Domestic team information
- 2000: Worcestershire Cricket Board
- 1990–1991: Staffordshire

Career statistics
| Competition | LA |
| Matches | 2 |
| Runs scored | 13 |
| Batting average | 13.00 |
| 100s/50s | –/– |
| Top score | 7 |
| Balls bowled | 120 |
| Wickets | – |
| Bowling average | – |
| 5 wickets in innings | – |
| 10 wickets in match | – |
| Best bowling | – |
| Catches/stumpings | –/– |
- Source: Cricinfo, 2 November 2010

= Gary Williams (English cricketer) =

English cricketer

Gary Douglas Williams (born 1 September 1965) is a former English cricketer. Williams was a right-handed batsman who bowled right-arm medium pace. He was born at Wolverhampton, Staffordshire.

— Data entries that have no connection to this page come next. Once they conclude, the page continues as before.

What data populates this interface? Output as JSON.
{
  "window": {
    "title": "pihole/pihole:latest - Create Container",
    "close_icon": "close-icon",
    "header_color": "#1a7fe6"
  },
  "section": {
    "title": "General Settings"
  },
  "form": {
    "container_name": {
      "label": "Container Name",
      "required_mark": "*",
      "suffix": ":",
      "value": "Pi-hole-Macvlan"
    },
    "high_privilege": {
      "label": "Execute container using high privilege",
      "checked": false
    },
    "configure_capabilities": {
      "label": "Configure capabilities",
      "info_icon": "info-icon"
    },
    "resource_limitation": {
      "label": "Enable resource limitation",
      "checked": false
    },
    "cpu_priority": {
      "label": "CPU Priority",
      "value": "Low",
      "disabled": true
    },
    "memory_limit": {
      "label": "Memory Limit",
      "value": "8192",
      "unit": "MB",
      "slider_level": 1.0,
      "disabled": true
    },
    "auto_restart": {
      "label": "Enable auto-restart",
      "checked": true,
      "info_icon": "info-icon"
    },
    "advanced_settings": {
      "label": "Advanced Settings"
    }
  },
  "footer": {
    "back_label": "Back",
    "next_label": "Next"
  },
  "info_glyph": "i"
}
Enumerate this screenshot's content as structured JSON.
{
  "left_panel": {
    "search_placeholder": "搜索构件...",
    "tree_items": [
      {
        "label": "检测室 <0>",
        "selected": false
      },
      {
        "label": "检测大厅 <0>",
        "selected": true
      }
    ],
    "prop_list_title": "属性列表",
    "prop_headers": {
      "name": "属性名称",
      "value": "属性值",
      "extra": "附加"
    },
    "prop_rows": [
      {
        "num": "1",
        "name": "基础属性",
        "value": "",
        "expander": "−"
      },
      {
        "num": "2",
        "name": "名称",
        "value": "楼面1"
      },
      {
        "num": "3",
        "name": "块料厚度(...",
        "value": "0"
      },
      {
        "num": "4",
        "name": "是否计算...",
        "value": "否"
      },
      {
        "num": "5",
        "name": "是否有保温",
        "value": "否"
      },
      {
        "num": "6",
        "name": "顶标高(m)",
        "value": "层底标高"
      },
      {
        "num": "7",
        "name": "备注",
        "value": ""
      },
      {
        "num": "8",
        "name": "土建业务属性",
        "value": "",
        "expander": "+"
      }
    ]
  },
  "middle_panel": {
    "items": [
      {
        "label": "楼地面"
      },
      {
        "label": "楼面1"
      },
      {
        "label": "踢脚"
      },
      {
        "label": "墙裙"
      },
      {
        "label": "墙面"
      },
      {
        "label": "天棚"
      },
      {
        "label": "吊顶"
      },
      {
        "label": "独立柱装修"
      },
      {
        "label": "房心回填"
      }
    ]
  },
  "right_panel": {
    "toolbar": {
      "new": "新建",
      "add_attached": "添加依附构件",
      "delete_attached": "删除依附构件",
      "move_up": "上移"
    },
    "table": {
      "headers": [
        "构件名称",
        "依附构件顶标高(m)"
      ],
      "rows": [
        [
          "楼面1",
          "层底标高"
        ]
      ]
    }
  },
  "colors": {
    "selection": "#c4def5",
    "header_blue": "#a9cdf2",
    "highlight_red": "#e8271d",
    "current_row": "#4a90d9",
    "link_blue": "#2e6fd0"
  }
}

Williams made his Minor Counties Championship debut for Staffordshire in 1990 against Cumberland. From 1990 to 1991, he represented the county in 6 Championship matches, the last of which came against Durham. Williams also represented the county in the MCCA Knockout Trophy against Oxfordshire in 1990. From 1990 to 1991, he represented the county in 3 Trophy matches, the last of which came against Oxfordshire. Williams also represented the county in a single List A match against Northamptonshire in the 1991 NatWest Trophy.

In 2000, he represented the Worcestershire Cricket Board in a single List A match against the Kent Cricket Board in the 2000 NatWest Trophy.